Wednesday, April 8, 2009

I've spent the last two weeks grinching and groaning and generally boring people with updates on my car, as that sad tale unfurls in a leisurely fashion. Bumper sticker version: My car got badly damaged by hail, and was declared a total loss - but only after it was declared worth repairing, and I'd gotten my hopes up.

This morning it dawned on me that I was dealing with this sudden, forced change - give up my sweet car? no no no! - exactly the way people "down the food chain" in organizations deal with sudden, forced change; which is to say, exactly the way four-year-olds deal with it.
I want my doll back! Make her be not broken!
I want my car back! Make it be not broken!
I want my business process back! Make it be not broken!

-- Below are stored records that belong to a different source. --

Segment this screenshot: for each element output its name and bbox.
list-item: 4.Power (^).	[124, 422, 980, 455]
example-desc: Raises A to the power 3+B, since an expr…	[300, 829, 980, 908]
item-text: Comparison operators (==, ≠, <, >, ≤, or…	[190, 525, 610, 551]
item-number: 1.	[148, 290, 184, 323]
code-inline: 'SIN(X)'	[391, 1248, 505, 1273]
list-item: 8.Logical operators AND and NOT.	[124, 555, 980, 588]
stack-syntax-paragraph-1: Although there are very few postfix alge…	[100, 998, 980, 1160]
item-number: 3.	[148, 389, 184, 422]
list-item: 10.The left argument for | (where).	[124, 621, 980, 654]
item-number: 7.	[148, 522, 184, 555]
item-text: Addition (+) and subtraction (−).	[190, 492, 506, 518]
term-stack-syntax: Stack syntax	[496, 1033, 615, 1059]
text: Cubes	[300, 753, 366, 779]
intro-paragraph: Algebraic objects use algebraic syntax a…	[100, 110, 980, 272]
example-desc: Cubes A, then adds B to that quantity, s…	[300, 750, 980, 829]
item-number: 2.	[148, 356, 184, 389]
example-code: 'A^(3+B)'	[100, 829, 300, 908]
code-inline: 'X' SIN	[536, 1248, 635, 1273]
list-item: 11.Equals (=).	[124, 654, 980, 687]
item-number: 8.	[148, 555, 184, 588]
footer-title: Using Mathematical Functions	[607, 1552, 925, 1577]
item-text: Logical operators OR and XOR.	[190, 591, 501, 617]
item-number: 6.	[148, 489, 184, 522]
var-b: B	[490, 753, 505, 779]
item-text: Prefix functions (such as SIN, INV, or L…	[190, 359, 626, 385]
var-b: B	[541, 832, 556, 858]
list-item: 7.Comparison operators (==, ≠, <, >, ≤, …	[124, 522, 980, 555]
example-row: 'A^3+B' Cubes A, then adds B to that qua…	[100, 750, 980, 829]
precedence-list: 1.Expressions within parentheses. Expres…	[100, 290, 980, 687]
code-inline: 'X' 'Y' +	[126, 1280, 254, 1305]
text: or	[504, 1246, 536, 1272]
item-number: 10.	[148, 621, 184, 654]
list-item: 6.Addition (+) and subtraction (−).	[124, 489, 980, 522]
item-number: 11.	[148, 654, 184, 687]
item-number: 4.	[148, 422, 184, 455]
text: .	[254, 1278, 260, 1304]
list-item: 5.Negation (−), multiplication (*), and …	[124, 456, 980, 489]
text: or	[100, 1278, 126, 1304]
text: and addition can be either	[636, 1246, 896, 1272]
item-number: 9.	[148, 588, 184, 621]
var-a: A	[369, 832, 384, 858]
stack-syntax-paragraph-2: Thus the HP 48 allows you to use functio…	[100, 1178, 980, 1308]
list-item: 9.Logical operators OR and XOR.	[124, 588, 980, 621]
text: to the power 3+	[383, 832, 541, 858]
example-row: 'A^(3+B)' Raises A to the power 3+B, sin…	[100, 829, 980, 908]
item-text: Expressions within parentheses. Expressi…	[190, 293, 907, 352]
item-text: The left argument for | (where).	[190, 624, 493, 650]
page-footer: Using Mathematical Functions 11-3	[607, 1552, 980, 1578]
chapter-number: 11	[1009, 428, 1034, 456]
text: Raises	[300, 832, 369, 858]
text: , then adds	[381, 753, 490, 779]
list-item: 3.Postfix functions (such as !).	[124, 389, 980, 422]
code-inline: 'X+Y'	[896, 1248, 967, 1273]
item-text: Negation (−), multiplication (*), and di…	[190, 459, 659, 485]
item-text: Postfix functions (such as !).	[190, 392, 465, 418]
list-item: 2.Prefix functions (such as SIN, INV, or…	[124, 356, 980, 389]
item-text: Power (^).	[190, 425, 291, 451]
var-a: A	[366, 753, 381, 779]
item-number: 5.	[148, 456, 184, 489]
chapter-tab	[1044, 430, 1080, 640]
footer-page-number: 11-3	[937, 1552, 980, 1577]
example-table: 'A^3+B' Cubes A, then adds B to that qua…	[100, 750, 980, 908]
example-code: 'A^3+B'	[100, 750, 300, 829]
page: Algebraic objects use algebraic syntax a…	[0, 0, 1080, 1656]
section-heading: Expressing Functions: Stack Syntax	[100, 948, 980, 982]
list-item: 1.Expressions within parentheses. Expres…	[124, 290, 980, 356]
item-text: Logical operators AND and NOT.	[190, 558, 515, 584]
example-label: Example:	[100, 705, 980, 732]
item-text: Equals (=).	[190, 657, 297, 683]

The irony is that I'd just told someone "You need to let go of this process you use; it's broken."
And of course I'd gotten back, "No no no! I want my process! It isn't broken, its head is supposed to come off like that!"

For years I've known in my head that you have to manage change carefully to introduce it successfully. You've got to get people excited and happy about what's going to be different; otherwise they'll resist it in every way they can. Over the last two weeks I've been absorbing that lesson into my heart.

I should go give blood while my irony level is up so high.

Sunday, April 5, 2009

Packaged on: 05APR09 Sell by: 04APR10

I just looked at the date on my last post - it's very stale material by now. I'm sorry. There were reasons for the silence; chief among them being that sometimes it's the better part of valor to sit down and shut up. (Natural disaster, badly damaged car, much to-ing and fro-ing with insurance company and body shop, if you must know.)

But I'm back now.

Recently I saw some product documentation that clearly needed work. Certainly it needed the deft touch of a good technical writer; but what struck me first and hardest was that it needed to look like a product of this millennium. It seems the company had designed their documentation and the process for creating it some time in the mid-1990s, and had been using early documents as templates for later ones ever since. Meanwhile the world kept on advancing; and with it, documentation conventions, tools, and best practices.

With few exceptions, we need to step back and look at our organizations' product documentation about every three years, or every time our colleagues the marketing specialists update the appearance of the company web site and marketing materials. During these periodic reassessments, we need to ask ourselves, "Does this material reinforce our organization's main message? Does its appearance reinforce and expand upon the first impressions that our marketing material and web site create? Does this look like it comes from the same company?" We also need to consider whether we still deliver our material in the way customers expect to see it. Are we still writing software manuals instead of providing help? Are we still using section numbering when all our competitors have stopped doing so?

Marshall McLuhan said "The medium is the message", and that's far truer now than it was when he said it. The words and pictures are not the sum of your product documentation. The words, pictures, look and feel, and delivery method all work together to produce a powerful message about the product and the company. It behooves us to ensure that the message never becomes "We have been doing it this way for the last fifteen years and we're not about to change."